We want to protect people from following the crowd and succumbing to peer pressure, so we imply-or outright assert-that good Christians don’t go to R rated movies (or any movies at all), don’t listen to rap music (or any popular music at all). We discourage them from making non-Christian friends. We approve of them spending all their time in church services, church meetings, church activities-safe rabbit holes, a protective Christian ghetto.
We want to protect them from losing their faith, so we warn them against reading philosophy, from participating in culture and the arts, from dealing with tough questions and controversial issues. We exhort them to avoid the sciences (they might accept evolution!) avoid the social sciences (they might sympathize with liberals, criminals, and homosexuals!), avoid the arts (they might have to look at the nudes!). We recite pat answers and platitudes, even when it makes us feel dishonest, shallow, trite, tortured. We feel justified, though, convincing ourselves that even a bad faith is better than a lost faith.

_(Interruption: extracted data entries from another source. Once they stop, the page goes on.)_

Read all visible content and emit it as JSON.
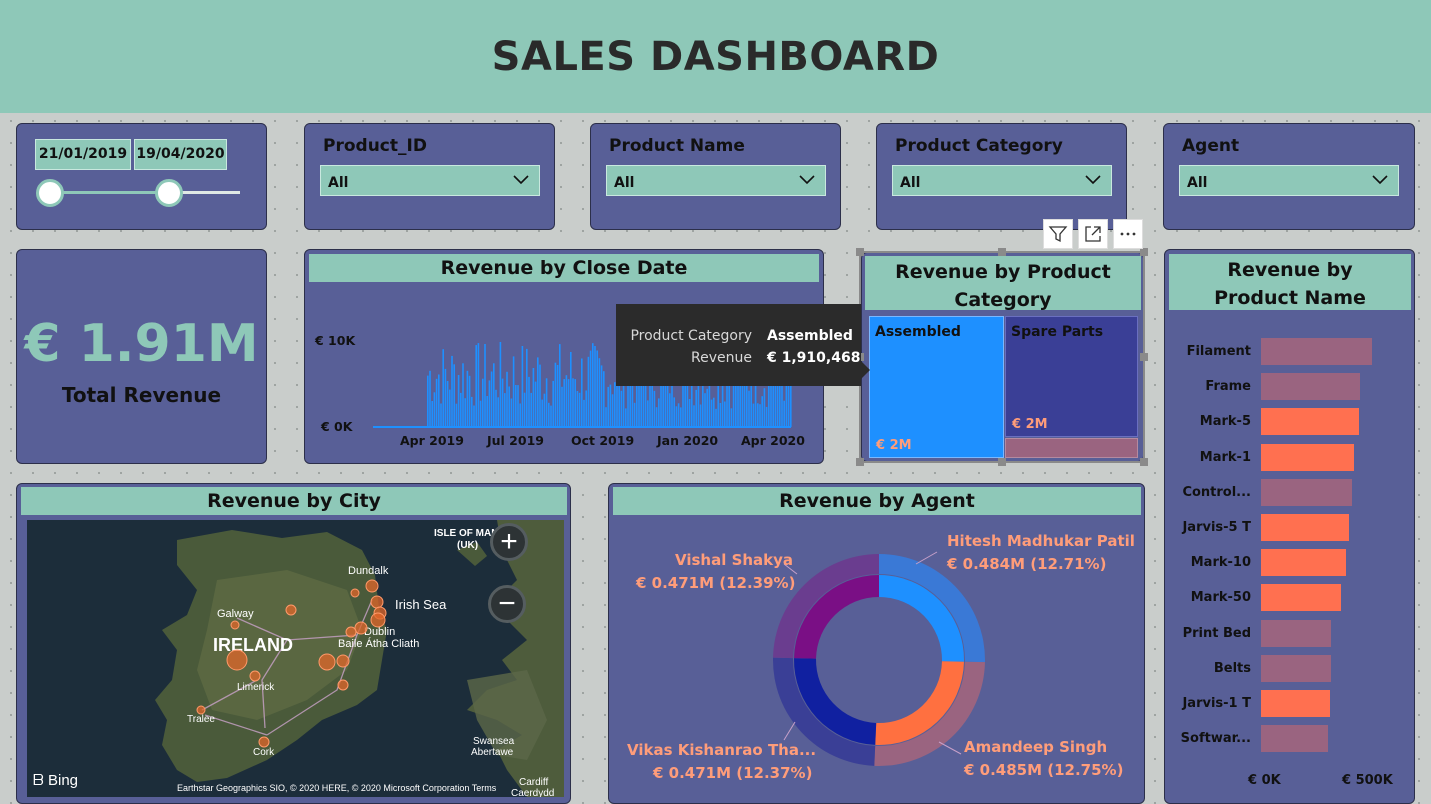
{
  "header": {
    "title": "SALES DASHBOARD"
  },
  "colors": {
    "header_bg": "#8ec8b8",
    "card_bg": "#585f97",
    "accent_teal": "#8ec8b8",
    "bar_orange": "#ff7050",
    "bar_muted": "#9a6480",
    "series_blue": "#1e90ff",
    "label_orange": "#ff9d7a"
  },
  "date_slicer": {
    "start": "21/01/2019",
    "end": "19/04/2020",
    "start_fraction": 0.0,
    "end_fraction": 0.63
  },
  "slicers": [
    {
      "label": "Product_ID",
      "value": "All"
    },
    {
      "label": "Product Name",
      "value": "All"
    },
    {
      "label": "Product Category",
      "value": "All"
    },
    {
      "label": "Agent",
      "value": "All"
    }
  ],
  "kpi": {
    "value": "€ 1.91M",
    "label": "Total Revenue"
  },
  "revenue_by_close_date": {
    "title": "Revenue by Close Date",
    "y_ticks": [
      "€ 10K",
      "€ 0K"
    ],
    "x_ticks": [
      "Apr 2019",
      "Jul 2019",
      "Oct 2019",
      "Jan 2020",
      "Apr 2020"
    ]
  },
  "tooltip": {
    "rows": [
      {
        "key": "Product Category",
        "value": "Assembled"
      },
      {
        "key": "Revenue",
        "value": "€ 1,910,468"
      }
    ]
  },
  "toolbar": {
    "filter_icon": "filter-icon",
    "focus_icon": "focus-mode-icon",
    "more_icon": "more-options-icon"
  },
  "revenue_by_product_category": {
    "title": "Revenue by Product Category",
    "tiles": [
      {
        "name": "Assembled",
        "value": "€ 2M",
        "color": "#1e90ff"
      },
      {
        "name": "Spare Parts",
        "value": "€ 2M",
        "color": "#3a3f96"
      }
    ]
  },
  "revenue_by_product_name": {
    "title": "Revenue by Product Name",
    "x_ticks": [
      "€ 0K",
      "€ 500K"
    ]
  },
  "revenue_by_city": {
    "title": "Revenue by City",
    "labels": {
      "isle_of_man": "ISLE OF MAN",
      "uk": "(UK)",
      "dundalk": "Dundalk",
      "irish_sea": "Irish Sea",
      "galway": "Galway",
      "ireland": "IRELAND",
      "dublin": "Dublin",
      "baile": "Baile Átha Cliath",
      "limerick": "Limerick",
      "tralee": "Tralee",
      "cork": "Cork",
      "swansea": "Swansea",
      "abertawe": "Abertawe",
      "cardiff": "Cardiff",
      "caerdydd": "Caerdydd"
    },
    "zoom_in": "+",
    "zoom_out": "−",
    "bing": "Bing",
    "copyright": "Earthstar Geographics SIO, © 2020 HERE, © 2020 Microsoft Corporation",
    "terms": "Terms"
  },
  "revenue_by_agent": {
    "title": "Revenue by Agent",
    "agents": [
      {
        "name": "Hitesh Madhukar Patil",
        "value": "€ 0.484M (12.71%)"
      },
      {
        "name": "Amandeep Singh",
        "value": "€ 0.485M (12.75%)"
      },
      {
        "name": "Vikas Kishanrao Tha...",
        "value": "€ 0.471M (12.37%)"
      },
      {
        "name": "Vishal Shakya",
        "value": "€ 0.471M (12.39%)"
      }
    ]
  },
  "chart_data": [
    {
      "type": "area",
      "title": "Revenue by Close Date",
      "x_range": [
        "2019-01-21",
        "2020-04-19"
      ],
      "x_ticks": [
        "Apr 2019",
        "Jul 2019",
        "Oct 2019",
        "Jan 2020",
        "Apr 2020"
      ],
      "y_ticks": [
        "€ 0K",
        "€ 10K"
      ],
      "ylim": [
        0,
        12000
      ],
      "series": [
        {
          "x": [
            "2019-03-31",
            "2020-04-05"
          ],
          "values": [
            5000,
            5000
          ]
        }
      ]
    },
    {
      "type": "heatmap",
      "title": "Revenue by Product Category",
      "categories": [
        "Assembled",
        "Spare Parts"
      ],
      "values": [
        1910468,
        1900000
      ],
      "data_labels": [
        "€ 2M",
        "€ 2M"
      ]
    },
    {
      "type": "bar",
      "title": "Revenue by Product Name",
      "categories": [
        "Filament",
        "Frame",
        "Mark-5",
        "Mark-1",
        "Control...",
        "Jarvis-5 T",
        "Mark-10",
        "Mark-50",
        "Print Bed",
        "Belts",
        "Jarvis-1 T",
        "Softwar..."
      ],
      "values": [
        350000,
        312000,
        310000,
        293000,
        288000,
        278000,
        268000,
        253000,
        222000,
        220000,
        217000,
        212000
      ],
      "highlight": [
        false,
        false,
        true,
        true,
        false,
        true,
        true,
        true,
        false,
        false,
        true,
        false
      ],
      "xlim": [
        0,
        600000
      ],
      "x_ticks": [
        "€ 0K",
        "€ 500K"
      ]
    },
    {
      "type": "pie",
      "title": "Revenue by Agent",
      "categories": [
        "Hitesh Madhukar Patil",
        "Amandeep Singh",
        "Vikas Kishanrao Tha...",
        "Vishal Shakya"
      ],
      "values": [
        0.484,
        0.485,
        0.471,
        0.471
      ],
      "percent": [
        12.71,
        12.75,
        12.37,
        12.39
      ]
    }
  ]
}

In short, wanting to protect our congregations from becoming the world, we preachers tell them, “don’t be in it.” There’s only one problem: in trying to save people from the world, we miss the point. We actually ruin people (and ourselves) as disciples, and probably damage them as human beings, too. What’s amazing is how patient our parishioners are with us, in light of the damage we do to them. It’s amazing how patient the Lord is with us too, in light of the damage we do to His people and his cause.